The Sukuh temple (Candi Sukuh) is just a small temple in comparison to the well-known Borobudur and Prambanan complexes in Central Java. Sir Thomas Raffles discovered the Sukuh temple in 1815 but only recently the temple is seen as worth a visit because of it's antiquated and unique characteristics.
The Sukuh temple is located in the village of Sukuh, at some 35 kilometers east of Surakarta in Central Java. The Javanese Hindu temple is located at an altitude of 910 meters above sea-level on the foothills of the Mount Lawu volcano.
Some archeologists assume that the temple was built in the 15th century, most likely at the end of the Majapahit empire (between 1293 and 1500 CE). One of the reliefs on the temple walls is depicting a giant eating a human being.

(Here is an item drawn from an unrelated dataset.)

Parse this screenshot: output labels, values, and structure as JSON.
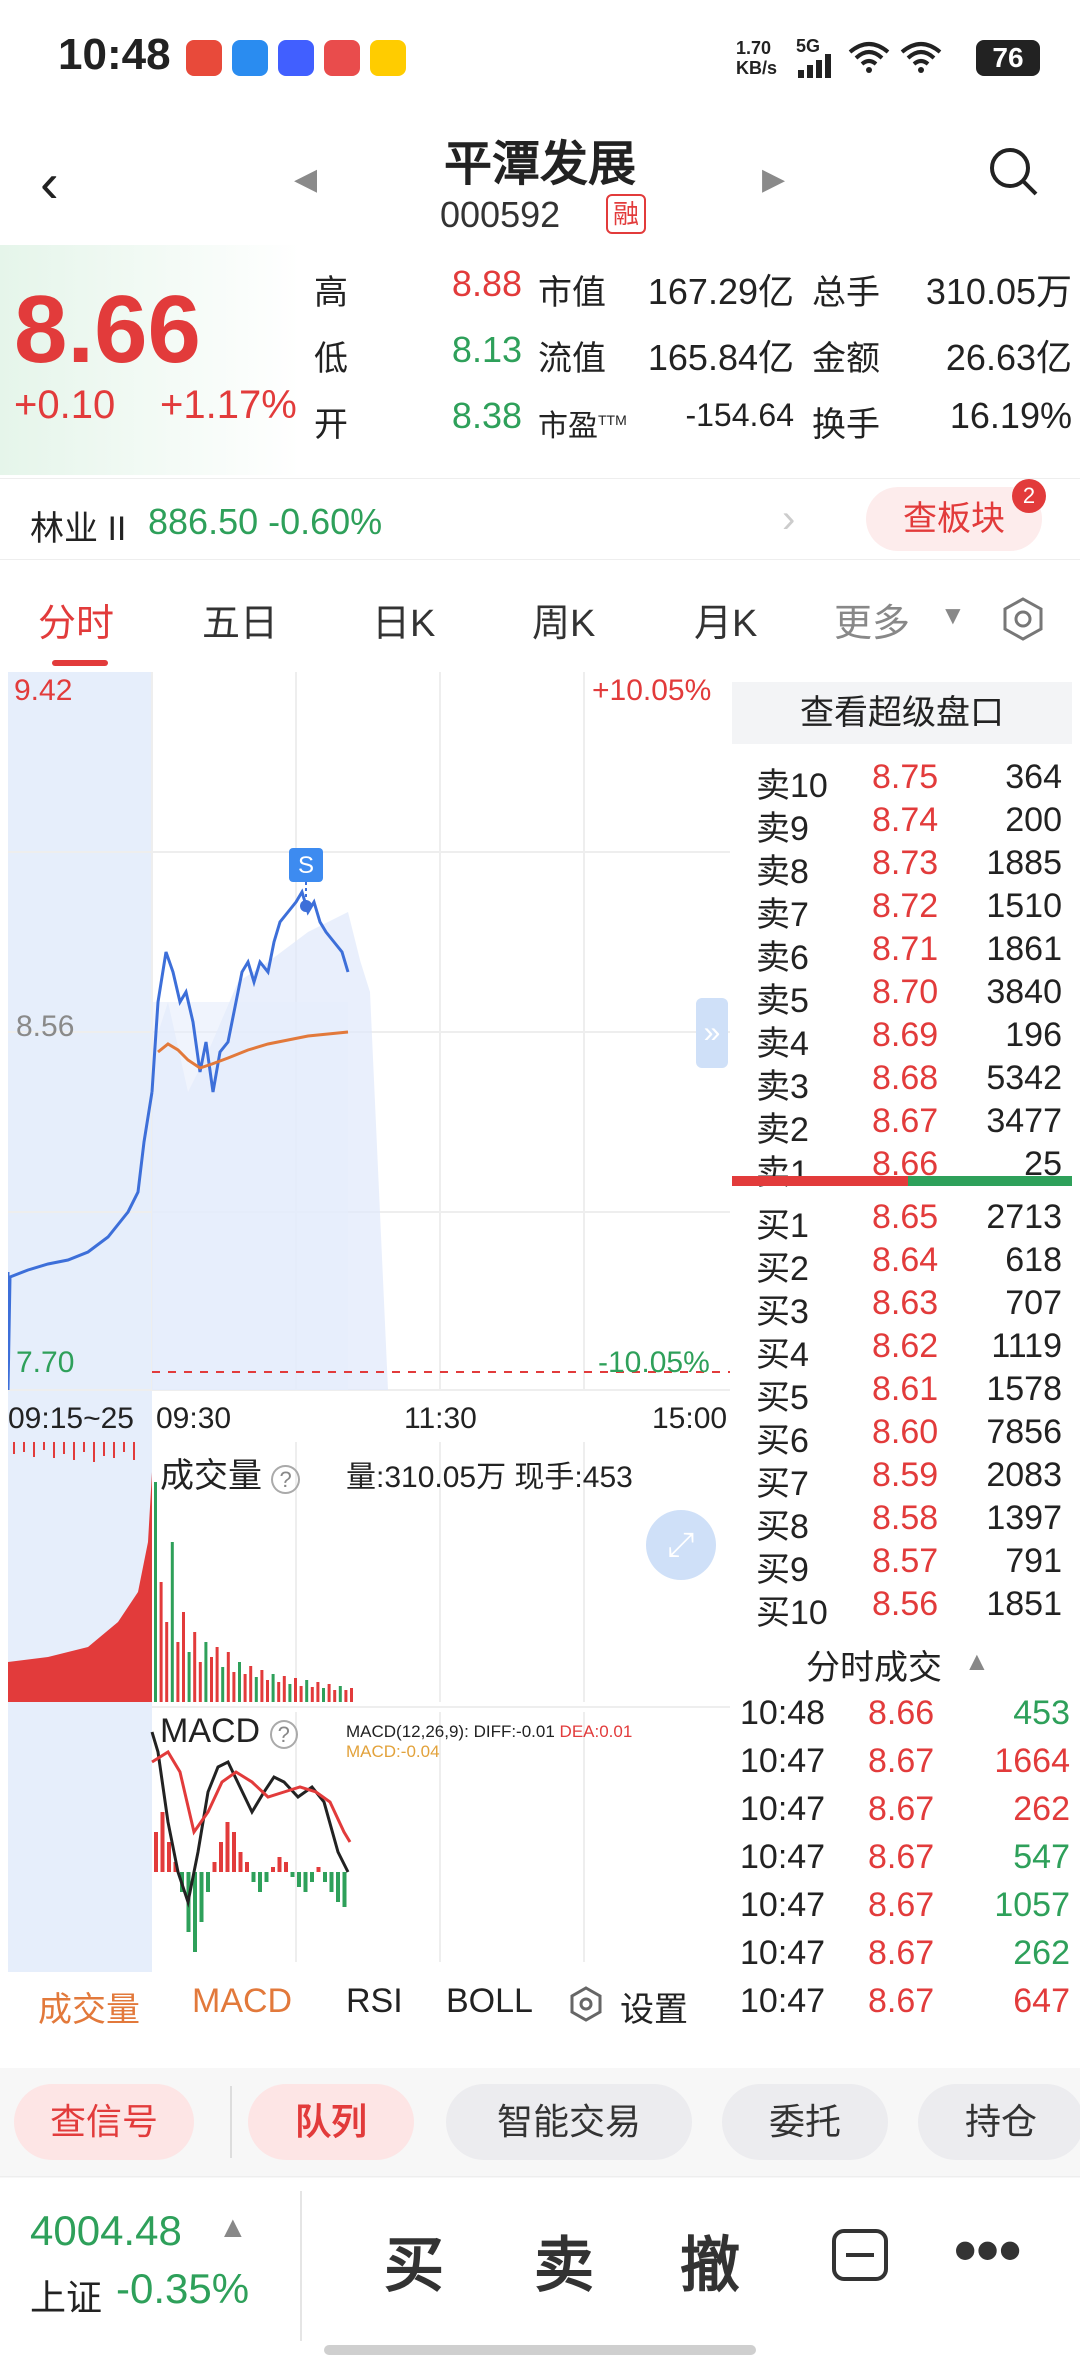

The relief is carved into a wall near the northern entrance and is most likely depicting Gapura Buta Mangan Wong. It is an inscription representing the year 1359 in the Saka calender (the Javanese Calender) or 1437 CE. That is currently assumed to be the year of the construction of the temple.
To reach this temple, you can take the main road from Surakarta in the direction of Tawangmangu, which is a famous tourist destination on the slopes of the Mount Lawu volcano. There are clear signs pointing you in the right direction. You only should be aware of the state of your vehicle, as the road near the temple is rather steep.
The Sukuh temple has three concentric terraces which are connected by small alleys. The main temple is situated at the last terrace. Unlike Hindu and Buddhist temples, which have square shrines, this temple has a trapezium shape, which is similar to temples made by the Maya civilization in Central America.
The uniqueness of the Sukuh temple lies in its landscaping, the oddly carved statues and reliefs. The temple has once been named 'unrefined' and it was then suggested that the temple might have been built in the time that there was civil war between Islamic and Hindu communities.